Dal 1° aprile è partita ufficialmente l’anagrafe dei conti correnti, cioè la banca dati in cui confluiranno tutti i dati di tutti i rapporti bancari dei cittadini. Il Fisco avrà in mano tutti i dati, dal saldo iniziale a quello finale ed alla giacenza ,media di ciascun conto, carta di credito e così via. Equitalia ha già chiesto in sede Parlamentare, di poter utilizzare questi dati per rendere più facile la riscossione di crediti difficili.

In parole povere, i conti correnti degli italiani, sono attaccabili dal Concessionario per la Riscossione e le norme lo permettono senza sconti. Vediamo tutto quello che c’è da sapere e come potersi difendere, per quel poco che si può.

Pignoramento dei conti correnti

Un istituto molto frequente per i debitori è il pignoramento del conto, cioè il fatto che Equitalia chieda alla Banca di congelare il conto corrente del debitore in attesa di vedersi pagare una cartella ed in via definitiva per prelevare il dovuto in caso di mancato riscontro da parte del cittadino. Infatti, in linea di massima, un debitore ha tempo 60 giorni per pagare la cartella intimatagli dal Concessionario.

Può capitare che questi, nel frattempo abbia provveduto a far bloccare il conto corrente con tutte le somme già accreditate e con le somme che nei 60 giorni continuano ad accreditarsi. Significa che se il cittadino vuole utilizzare quel conto e quindi utilizzare i soldi su di esso presenti, non potrà farlo, a meno che non provveda nei 60 giorni a pagare il dovuto ad Equitalia e chiedere la rimozione del blocco. Decorsi i 60 giorni, nulla vieta ad Equitalia di prelevare forzosamente dal conto il corrispettivo del debito dovuto.

Cosa è tenuta a fare Equitalia e cosa permettono le norme a difesa del cittadino

Il cittadino in questa circostanza ha poco da fare, anche se Equitalia deve attenersi ad alcune regole.

Innanzi tutto, il blocco del conto corrente o pignoramento come lo si definisce comunemente, deve essere comunicato al debitore ed alla Banca.

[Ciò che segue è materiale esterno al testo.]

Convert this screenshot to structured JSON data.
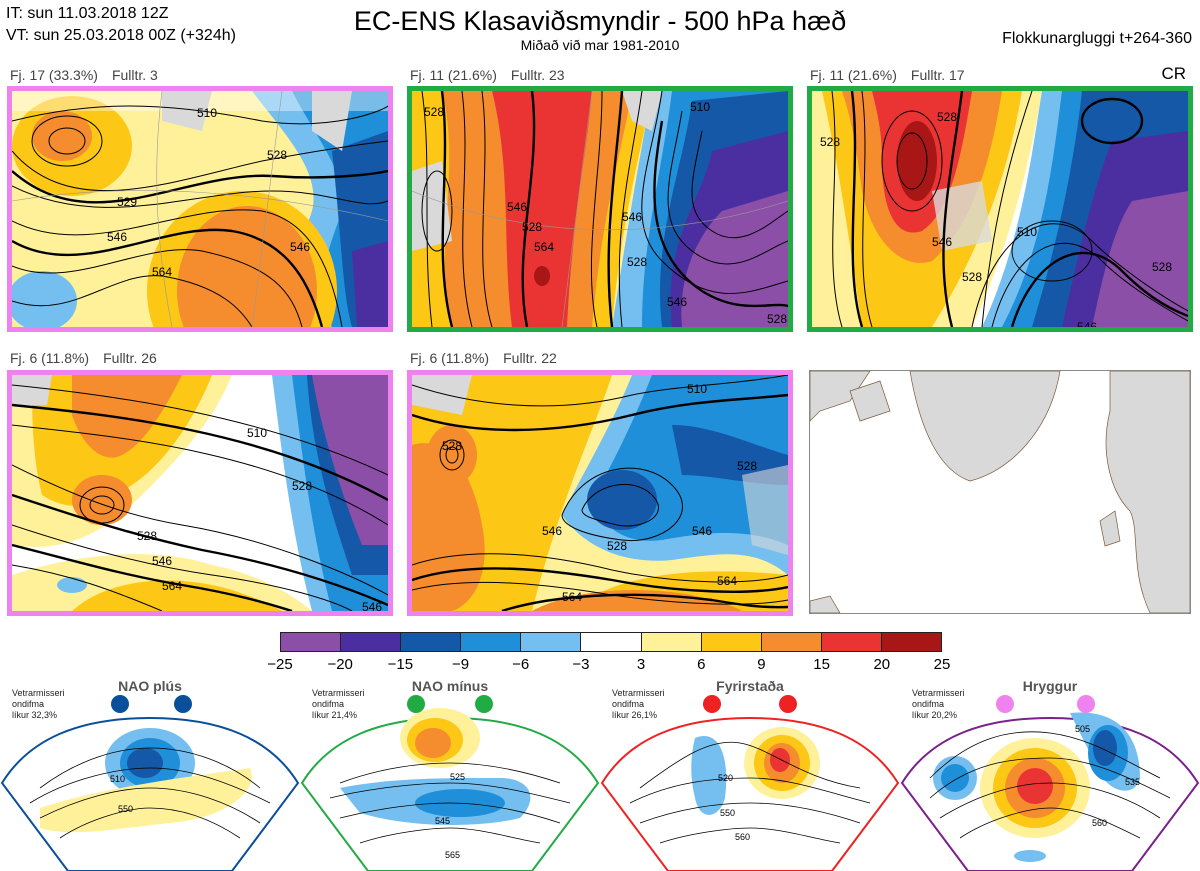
{
  "header": {
    "it": "IT: sun 11.03.2018 12Z",
    "vt": "VT: sun 25.03.2018 00Z  (+324h)",
    "title": "EC-ENS Klasaviðsmyndir - 500 hPa hæð",
    "subtitle": "Miðað við mar 1981-2010",
    "window": "Flokkunargluggi t+264-360",
    "cr": "CR"
  },
  "colors": {
    "pink": "#ee82ee",
    "green": "#22aa44",
    "red": "#ee2222",
    "purple": "#7a1f8c",
    "blue": "#0a4f9a",
    "land": "#d9d9d9",
    "coast": "#7a5a3a"
  },
  "panels": [
    {
      "cluster": "Fj. 17 (33.3%)",
      "members": "Fulltr. 3",
      "border": "pink",
      "contours": [
        "510",
        "528",
        "529",
        "546",
        "564",
        "546"
      ]
    },
    {
      "cluster": "Fj. 11 (21.6%)",
      "members": "Fulltr. 23",
      "border": "green",
      "contours": [
        "528",
        "510",
        "546",
        "528",
        "546",
        "564",
        "528",
        "546",
        "528"
      ]
    },
    {
      "cluster": "Fj. 11 (21.6%)",
      "members": "Fulltr. 17",
      "border": "green",
      "contours": [
        "528",
        "528",
        "546",
        "510",
        "528",
        "528",
        "546"
      ]
    },
    {
      "cluster": "Fj. 6 (11.8%)",
      "members": "Fulltr. 26",
      "border": "pink",
      "contours": [
        "510",
        "528",
        "528",
        "546",
        "564",
        "546"
      ]
    },
    {
      "cluster": "Fj. 6 (11.8%)",
      "members": "Fulltr. 22",
      "border": "pink",
      "contours": [
        "510",
        "528",
        "528",
        "546",
        "528",
        "546",
        "564",
        "564"
      ]
    },
    {
      "cluster": "",
      "members": "",
      "border": "none",
      "contours": []
    }
  ],
  "colorbar": {
    "ticks": [
      "−25",
      "−20",
      "−15",
      "−9",
      "−6",
      "−3",
      "3",
      "6",
      "9",
      "15",
      "20",
      "25"
    ],
    "colors": [
      "#8c4fa8",
      "#4b2fa0",
      "#1558a8",
      "#1e8fd8",
      "#74bff0",
      "#ffffff",
      "#fff19a",
      "#fcc715",
      "#f58c2e",
      "#ea3434",
      "#a81616"
    ]
  },
  "regimes": [
    {
      "title": "NAO plús",
      "note": [
        "Vetrarmisseri",
        "ondifma",
        "líkur 32,3%"
      ],
      "color": "blue",
      "dots": "blue",
      "contours": [
        "510",
        "550"
      ]
    },
    {
      "title": "NAO mínus",
      "note": [
        "Vetrarmisseri",
        "ondifma",
        "líkur 21,4%"
      ],
      "color": "green",
      "dots": "green",
      "contours": [
        "525",
        "545",
        "565"
      ]
    },
    {
      "title": "Fyrirstaða",
      "note": [
        "Vetrarmisseri",
        "ondifma",
        "líkur 26,1%"
      ],
      "color": "red",
      "dots": "red",
      "contours": [
        "520",
        "550",
        "560"
      ]
    },
    {
      "title": "Hryggur",
      "note": [
        "Vetrarmisseri",
        "ondifma",
        "líkur 20,2%"
      ],
      "color": "purple",
      "dots": "pink",
      "contours": [
        "505",
        "535",
        "560"
      ]
    }
  ]
}
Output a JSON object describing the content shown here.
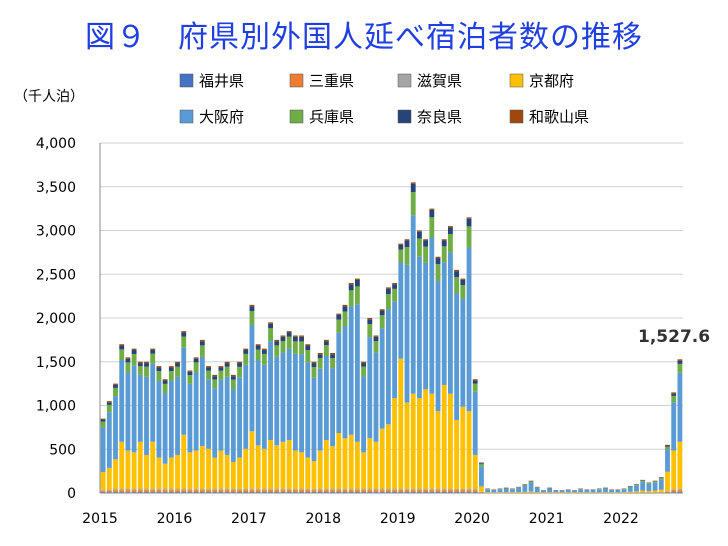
{
  "chart_data": {
    "type": "bar",
    "stacked": true,
    "title": "図９　府県別外国人延べ宿泊者数の推移",
    "ylabel": "（千人泊）",
    "ylim": [
      0,
      4000
    ],
    "yticks": [
      "0",
      "500",
      "1,000",
      "1,500",
      "2,000",
      "2,500",
      "3,000",
      "3,500",
      "4,000"
    ],
    "xticks": [
      "2015",
      "2016",
      "2017",
      "2018",
      "2019",
      "2020",
      "2021",
      "2022"
    ],
    "grid": "horizontal",
    "legend": "top",
    "annotation": "1,527.6",
    "series": [
      {
        "name": "福井県",
        "color": "#4472c4"
      },
      {
        "name": "三重県",
        "color": "#ed7d31"
      },
      {
        "name": "滋賀県",
        "color": "#a5a5a5"
      },
      {
        "name": "京都府",
        "color": "#ffc000"
      },
      {
        "name": "大阪府",
        "color": "#5b9bd5"
      },
      {
        "name": "兵庫県",
        "color": "#70ad47"
      },
      {
        "name": "奈良県",
        "color": "#264478"
      },
      {
        "name": "和歌山県",
        "color": "#9e480e"
      }
    ],
    "totals": [
      850,
      1050,
      1250,
      1700,
      1550,
      1650,
      1500,
      1500,
      1650,
      1450,
      1300,
      1450,
      1500,
      1850,
      1400,
      1550,
      1750,
      1450,
      1350,
      1450,
      1500,
      1350,
      1500,
      1650,
      2150,
      1700,
      1650,
      1950,
      1750,
      1800,
      1850,
      1800,
      1800,
      1700,
      1500,
      1600,
      1750,
      1600,
      2050,
      2150,
      2400,
      2450,
      1500,
      2000,
      1800,
      2100,
      2350,
      2400,
      2850,
      2900,
      3550,
      3000,
      2900,
      3250,
      2700,
      2900,
      3050,
      2550,
      2450,
      3150,
      1300,
      350,
      50,
      40,
      50,
      60,
      50,
      70,
      100,
      140,
      70,
      30,
      60,
      30,
      30,
      40,
      30,
      50,
      40,
      40,
      50,
      60,
      40,
      40,
      50,
      80,
      100,
      150,
      120,
      140,
      180,
      550,
      1150,
      1527.6
    ],
    "kyoto": [
      250,
      300,
      400,
      600,
      500,
      480,
      600,
      450,
      600,
      420,
      350,
      420,
      450,
      680,
      480,
      500,
      550,
      520,
      420,
      500,
      450,
      370,
      420,
      520,
      720,
      560,
      520,
      620,
      560,
      600,
      620,
      500,
      480,
      420,
      380,
      500,
      620,
      550,
      700,
      640,
      680,
      600,
      480,
      640,
      600,
      750,
      800,
      1100,
      1550,
      1050,
      1150,
      1100,
      1200,
      1150,
      950,
      1250,
      1150,
      850,
      1000,
      950,
      450,
      80,
      10,
      8,
      10,
      10,
      10,
      12,
      15,
      20,
      12,
      8,
      10,
      8,
      8,
      8,
      8,
      10,
      8,
      8,
      8,
      10,
      8,
      8,
      10,
      15,
      20,
      30,
      25,
      30,
      40,
      250,
      500,
      600
    ],
    "osaka_share": 0.85
  }
}
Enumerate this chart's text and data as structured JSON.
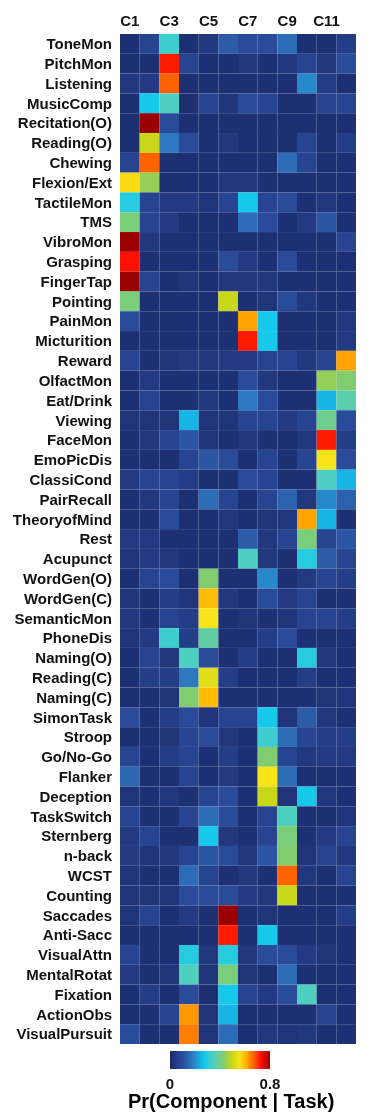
{
  "chart_data": {
    "type": "heatmap",
    "categories": [
      "C1",
      null,
      "C3",
      null,
      "C5",
      null,
      "C7",
      null,
      "C9",
      null,
      "C11",
      null
    ],
    "y_categories": [
      "ToneMon",
      "PitchMon",
      "Listening",
      "MusicComp",
      "Recitation(O)",
      "Reading(O)",
      "Chewing",
      "Flexion/Ext",
      "TactileMon",
      "TMS",
      "VibroMon",
      "Grasping",
      "FingerTap",
      "Pointing",
      "PainMon",
      "Micturition",
      "Reward",
      "OlfactMon",
      "Eat/Drink",
      "Viewing",
      "FaceMon",
      "EmoPicDis",
      "ClassiCond",
      "PairRecall",
      "TheoryofMind",
      "Rest",
      "Acupunct",
      "WordGen(O)",
      "WordGen(C)",
      "SemanticMon",
      "PhoneDis",
      "Naming(O)",
      "Reading(C)",
      "Naming(C)",
      "SimonTask",
      "Stroop",
      "Go/No-Go",
      "Flanker",
      "Deception",
      "TaskSwitch",
      "Sternberg",
      "n-back",
      "WCST",
      "Counting",
      "Saccades",
      "Anti-Sacc",
      "VisualAttn",
      "MentalRotat",
      "Fixation",
      "ActionObs",
      "VisualPursuit"
    ],
    "cells": [
      [
        0.02,
        0.08,
        0.33,
        0.02,
        0.04,
        0.13,
        0.1,
        0.1,
        0.16,
        0.02,
        0.02,
        0.06
      ],
      [
        0.02,
        0.02,
        0.72,
        0.08,
        0.02,
        0.02,
        0.04,
        0.02,
        0.04,
        0.08,
        0.04,
        0.1
      ],
      [
        0.04,
        0.05,
        0.67,
        0.02,
        0.02,
        0.02,
        0.02,
        0.02,
        0.02,
        0.2,
        0.06,
        0.02
      ],
      [
        0.02,
        0.28,
        0.35,
        0.02,
        0.08,
        0.03,
        0.1,
        0.08,
        0.02,
        0.02,
        0.08,
        0.08
      ],
      [
        0.02,
        0.8,
        0.1,
        0.02,
        0.02,
        0.02,
        0.02,
        0.02,
        0.02,
        0.02,
        0.02,
        0.02
      ],
      [
        0.02,
        0.5,
        0.18,
        0.1,
        0.02,
        0.04,
        0.02,
        0.02,
        0.02,
        0.08,
        0.02,
        0.06
      ],
      [
        0.08,
        0.67,
        0.02,
        0.02,
        0.02,
        0.02,
        0.02,
        0.02,
        0.16,
        0.08,
        0.02,
        0.02
      ],
      [
        0.57,
        0.45,
        0.02,
        0.02,
        0.02,
        0.04,
        0.04,
        0.02,
        0.02,
        0.02,
        0.02,
        0.02
      ],
      [
        0.3,
        0.08,
        0.05,
        0.05,
        0.03,
        0.08,
        0.28,
        0.08,
        0.1,
        0.02,
        0.04,
        0.02
      ],
      [
        0.42,
        0.08,
        0.05,
        0.02,
        0.02,
        0.02,
        0.16,
        0.1,
        0.02,
        0.05,
        0.12,
        0.02
      ],
      [
        0.8,
        0.04,
        0.02,
        0.02,
        0.02,
        0.02,
        0.02,
        0.02,
        0.02,
        0.02,
        0.02,
        0.08
      ],
      [
        0.73,
        0.02,
        0.02,
        0.02,
        0.02,
        0.1,
        0.05,
        0.02,
        0.1,
        0.02,
        0.02,
        0.02
      ],
      [
        0.8,
        0.08,
        0.02,
        0.03,
        0.02,
        0.04,
        0.04,
        0.04,
        0.02,
        0.02,
        0.02,
        0.02
      ],
      [
        0.42,
        0.02,
        0.02,
        0.02,
        0.02,
        0.5,
        0.02,
        0.03,
        0.1,
        0.04,
        0.02,
        0.02
      ],
      [
        0.1,
        0.02,
        0.02,
        0.02,
        0.02,
        0.02,
        0.62,
        0.28,
        0.02,
        0.02,
        0.02,
        0.04
      ],
      [
        0.02,
        0.02,
        0.02,
        0.02,
        0.02,
        0.02,
        0.72,
        0.28,
        0.02,
        0.02,
        0.02,
        0.05
      ],
      [
        0.08,
        0.02,
        0.03,
        0.05,
        0.04,
        0.05,
        0.05,
        0.08,
        0.08,
        0.04,
        0.08,
        0.62
      ],
      [
        0.02,
        0.05,
        0.02,
        0.02,
        0.02,
        0.02,
        0.1,
        0.04,
        0.02,
        0.02,
        0.45,
        0.43
      ],
      [
        0.02,
        0.08,
        0.02,
        0.02,
        0.04,
        0.02,
        0.18,
        0.1,
        0.02,
        0.02,
        0.25,
        0.37
      ],
      [
        0.03,
        0.03,
        0.03,
        0.25,
        0.03,
        0.03,
        0.08,
        0.08,
        0.05,
        0.08,
        0.4,
        0.1
      ],
      [
        0.02,
        0.04,
        0.08,
        0.12,
        0.03,
        0.02,
        0.04,
        0.02,
        0.02,
        0.04,
        0.72,
        0.06
      ],
      [
        0.02,
        0.02,
        0.02,
        0.08,
        0.12,
        0.1,
        0.02,
        0.08,
        0.02,
        0.08,
        0.56,
        0.1
      ],
      [
        0.05,
        0.08,
        0.08,
        0.06,
        0.02,
        0.02,
        0.1,
        0.08,
        0.02,
        0.02,
        0.35,
        0.25
      ],
      [
        0.02,
        0.04,
        0.08,
        0.02,
        0.16,
        0.08,
        0.02,
        0.08,
        0.14,
        0.04,
        0.2,
        0.14
      ],
      [
        0.02,
        0.02,
        0.1,
        0.02,
        0.02,
        0.04,
        0.02,
        0.03,
        0.04,
        0.62,
        0.25,
        0.02
      ],
      [
        0.05,
        0.05,
        0.02,
        0.02,
        0.02,
        0.02,
        0.13,
        0.04,
        0.08,
        0.42,
        0.08,
        0.12
      ],
      [
        0.03,
        0.05,
        0.04,
        0.02,
        0.02,
        0.02,
        0.35,
        0.04,
        0.02,
        0.3,
        0.13,
        0.08
      ],
      [
        0.02,
        0.08,
        0.1,
        0.02,
        0.43,
        0.02,
        0.02,
        0.2,
        0.02,
        0.05,
        0.08,
        0.06
      ],
      [
        0.03,
        0.02,
        0.06,
        0.03,
        0.6,
        0.04,
        0.02,
        0.1,
        0.05,
        0.08,
        0.02,
        0.02
      ],
      [
        0.04,
        0.02,
        0.08,
        0.06,
        0.56,
        0.02,
        0.03,
        0.02,
        0.03,
        0.08,
        0.08,
        0.06
      ],
      [
        0.03,
        0.05,
        0.33,
        0.06,
        0.38,
        0.02,
        0.02,
        0.06,
        0.1,
        0.02,
        0.02,
        0.02
      ],
      [
        0.02,
        0.08,
        0.04,
        0.35,
        0.1,
        0.02,
        0.06,
        0.02,
        0.02,
        0.3,
        0.04,
        0.02
      ],
      [
        0.02,
        0.06,
        0.06,
        0.18,
        0.53,
        0.06,
        0.02,
        0.02,
        0.02,
        0.06,
        0.02,
        0.02
      ],
      [
        0.02,
        0.02,
        0.03,
        0.43,
        0.6,
        0.02,
        0.02,
        0.02,
        0.02,
        0.02,
        0.03,
        0.03
      ],
      [
        0.1,
        0.02,
        0.06,
        0.1,
        0.03,
        0.08,
        0.08,
        0.28,
        0.03,
        0.13,
        0.04,
        0.02
      ],
      [
        0.02,
        0.02,
        0.03,
        0.08,
        0.1,
        0.04,
        0.02,
        0.33,
        0.16,
        0.08,
        0.06,
        0.06
      ],
      [
        0.08,
        0.02,
        0.06,
        0.08,
        0.02,
        0.06,
        0.02,
        0.43,
        0.08,
        0.04,
        0.05,
        0.05
      ],
      [
        0.15,
        0.02,
        0.02,
        0.08,
        0.02,
        0.05,
        0.02,
        0.56,
        0.16,
        0.02,
        0.02,
        0.02
      ],
      [
        0.03,
        0.02,
        0.04,
        0.02,
        0.08,
        0.1,
        0.02,
        0.5,
        0.03,
        0.28,
        0.04,
        0.02
      ],
      [
        0.08,
        0.02,
        0.02,
        0.08,
        0.16,
        0.1,
        0.02,
        0.08,
        0.35,
        0.02,
        0.02,
        0.03
      ],
      [
        0.05,
        0.08,
        0.02,
        0.02,
        0.28,
        0.04,
        0.02,
        0.08,
        0.42,
        0.02,
        0.05,
        0.08
      ],
      [
        0.05,
        0.03,
        0.04,
        0.08,
        0.12,
        0.1,
        0.04,
        0.12,
        0.43,
        0.03,
        0.08,
        0.04
      ],
      [
        0.03,
        0.02,
        0.02,
        0.16,
        0.08,
        0.02,
        0.04,
        0.02,
        0.67,
        0.04,
        0.02,
        0.08
      ],
      [
        0.03,
        0.03,
        0.03,
        0.1,
        0.1,
        0.1,
        0.05,
        0.04,
        0.5,
        0.02,
        0.02,
        0.02
      ],
      [
        0.03,
        0.08,
        0.02,
        0.05,
        0.02,
        0.8,
        0.02,
        0.03,
        0.02,
        0.02,
        0.02,
        0.06
      ],
      [
        0.02,
        0.02,
        0.02,
        0.02,
        0.02,
        0.72,
        0.02,
        0.28,
        0.02,
        0.02,
        0.02,
        0.02
      ],
      [
        0.08,
        0.02,
        0.02,
        0.3,
        0.04,
        0.3,
        0.04,
        0.1,
        0.1,
        0.05,
        0.03,
        0.02
      ],
      [
        0.05,
        0.02,
        0.03,
        0.35,
        0.03,
        0.42,
        0.03,
        0.02,
        0.16,
        0.02,
        0.02,
        0.02
      ],
      [
        0.02,
        0.06,
        0.02,
        0.1,
        0.02,
        0.28,
        0.08,
        0.05,
        0.1,
        0.35,
        0.02,
        0.02
      ],
      [
        0.02,
        0.02,
        0.08,
        0.63,
        0.03,
        0.25,
        0.02,
        0.02,
        0.02,
        0.02,
        0.08,
        0.02
      ],
      [
        0.1,
        0.02,
        0.02,
        0.65,
        0.03,
        0.16,
        0.02,
        0.04,
        0.03,
        0.04,
        0.02,
        0.02
      ]
    ],
    "clim": [
      0,
      0.8
    ],
    "cticks": [
      0,
      0.8
    ],
    "clabel": "Pr(Component | Task)"
  }
}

Sulla tempistica della comunicazione però, le norme non specificano niente e quindi, la prassi comune utilizzata dalla Riscossione è quella di avvisare in via preventiva la Banca e solo successivamente il cittadino. Sull’argomento, il Viceministro Morando ha risposto ad alcuni quesiti dando ragione all’operato del Concessionario per la Riscossione perché la manovra serve ad evitare che i cittadini svuotino il conto prima del blocco. Questo significa che può capitare di andare in Banca e trovarsi il Conto bloccato improvvisamente, con conseguenze che rischiano di essere pesanti per eventuali assegni già spesi che non hanno completato il giro utile al pagamento, rate o bollette da pagare caricate sui conti e così via.

Bisogna però sapere che la Legge non consente ad Equitalia di prelevare gli importi necessari alla sua soddisfazione, a proprio piacimento. Parliamo del “minimo vitale”, cioè di quel limite che non può essere tolto ad un cittadino e che gli consente di tirare avanti. Per il 2016 questo minimo è stabilito in 1.345,56 euro, cioè 3 volte l’assegno sociale. Equitalia può pignorare stipendi e pensioni che finiscono sul conto, solo per la parte eccedente quel minimo vitale. Attenzione però, parliamo di pignoramento, cioè della fase successiva al blocco, il post sessantesimo giorno. La Legge su questo non è molto chiara perché il minimo vitale è applicato al pignoramento, ma non sembra applicabile al blocco. In parole povere, durante i 60 giorni non si sa se il cittadino possa utilizzare quei 1.345,56 o se anche questi risultino congelati.